Kind versuchte zu fliehen

Das Gericht verurteilte den Mann wegen schweren sexuellen Missbrauchs zu vier Jahren und neun Monaten Gefängnis. Er hatte gestanden, sich zwischen 2009 und März 2012 mindestens 33 Mal an dem Mädchen vergangen zu haben, als es ihm übers Wochenende von den Eltern anvertraut worden war. „Es war eine lang anhaltende Tragödie für das geschundene Kind“, sagte der Vorsitzende Richter Armin Lessel. Die Kleine war beim ersten Missbrauch erst fünf Jahre alt. Sie weigerte sich immer wieder, doch ihr Peiniger ließ nicht von ihr ab, fügte ihr beim Missbrauch Schmerzen zu. Einerseits drohte er ihr Schläge an, falls sie ihn verrate. Andererseits machte er ihr Geschenke – allerdings unter der Bedingung, dass er bei ihrem nächsten Besuch weitermachen dürfe. „Das ist besonders böse gewesen“, so Richter Lessel, denn der Angeklagte gewöhnte das Kind quasi daran, seinen Körper für Geld herzugeben.

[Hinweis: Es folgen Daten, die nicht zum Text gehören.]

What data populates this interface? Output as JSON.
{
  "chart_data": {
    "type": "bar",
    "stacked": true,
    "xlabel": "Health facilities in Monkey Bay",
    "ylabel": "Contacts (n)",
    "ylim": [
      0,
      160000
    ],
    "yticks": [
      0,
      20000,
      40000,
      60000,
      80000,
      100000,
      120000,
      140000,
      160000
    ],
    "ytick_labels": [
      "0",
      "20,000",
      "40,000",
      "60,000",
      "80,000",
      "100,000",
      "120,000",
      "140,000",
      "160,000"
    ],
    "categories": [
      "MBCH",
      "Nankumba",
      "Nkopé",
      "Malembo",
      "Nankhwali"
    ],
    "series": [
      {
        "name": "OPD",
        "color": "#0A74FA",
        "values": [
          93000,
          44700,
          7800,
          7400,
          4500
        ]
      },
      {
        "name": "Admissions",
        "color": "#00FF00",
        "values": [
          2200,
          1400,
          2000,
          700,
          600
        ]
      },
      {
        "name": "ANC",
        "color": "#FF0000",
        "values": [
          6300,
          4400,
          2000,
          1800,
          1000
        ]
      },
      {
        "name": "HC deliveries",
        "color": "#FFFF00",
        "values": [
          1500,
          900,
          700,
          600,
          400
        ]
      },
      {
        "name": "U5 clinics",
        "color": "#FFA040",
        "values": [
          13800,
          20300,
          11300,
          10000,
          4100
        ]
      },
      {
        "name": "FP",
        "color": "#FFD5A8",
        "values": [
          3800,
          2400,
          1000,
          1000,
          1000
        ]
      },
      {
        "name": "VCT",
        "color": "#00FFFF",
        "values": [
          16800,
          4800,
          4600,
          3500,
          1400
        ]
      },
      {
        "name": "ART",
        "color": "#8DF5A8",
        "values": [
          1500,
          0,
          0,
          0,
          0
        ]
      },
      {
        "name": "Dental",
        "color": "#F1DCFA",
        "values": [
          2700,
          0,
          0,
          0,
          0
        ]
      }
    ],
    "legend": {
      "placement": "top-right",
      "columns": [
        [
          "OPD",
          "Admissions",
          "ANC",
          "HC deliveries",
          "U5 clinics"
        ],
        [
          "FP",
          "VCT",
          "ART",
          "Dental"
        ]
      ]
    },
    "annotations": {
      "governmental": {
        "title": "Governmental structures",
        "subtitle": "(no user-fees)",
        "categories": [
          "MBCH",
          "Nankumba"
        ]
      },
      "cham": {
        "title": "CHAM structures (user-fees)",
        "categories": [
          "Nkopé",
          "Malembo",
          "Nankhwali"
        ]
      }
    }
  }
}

Sehr frühzeitig berichtete das Mädchen seiner Mutter von den Übergriffen. Die stellte ihren Bekannten zur Rede. Da er die Taten angeblich bestritt, schenkte sie ihrer Tochter keinen Glauben. Weiterhin wurde die Kleine von ihrer Familie „abgeschoben“, wie sie später gegenüber der Polizei aussagte. Im März 2012, als wieder ein Wochenendbesuch bevorstand, wusste das Mädchen keinen Ausweg mehr. Es hatte Angst um sein Leben, so Richter Lessel in der Urteilsbegründung. Das Kind versuchte, per Anhalter zu fliehen. Die Polizei griff es an der Westtangente in Wismar auf und brachte es in ein Jugendheim. Inzwischen lebt das Mädchen allerdings wieder bei der Mutter, die sich das Aufenthaltsrecht für ihre Tochter zurückgeholt hat.

Das Gericht hielt dem Angeklagten zugute, dass er ein Geständnis ablegte. Er werde im Gefängnis sowieso einiges auszustehen haben, da Sexualstraftäter, die sich an Kindern vergangen haben, von den anderen Häftlingen in der Regel besonders drangsaliert würden.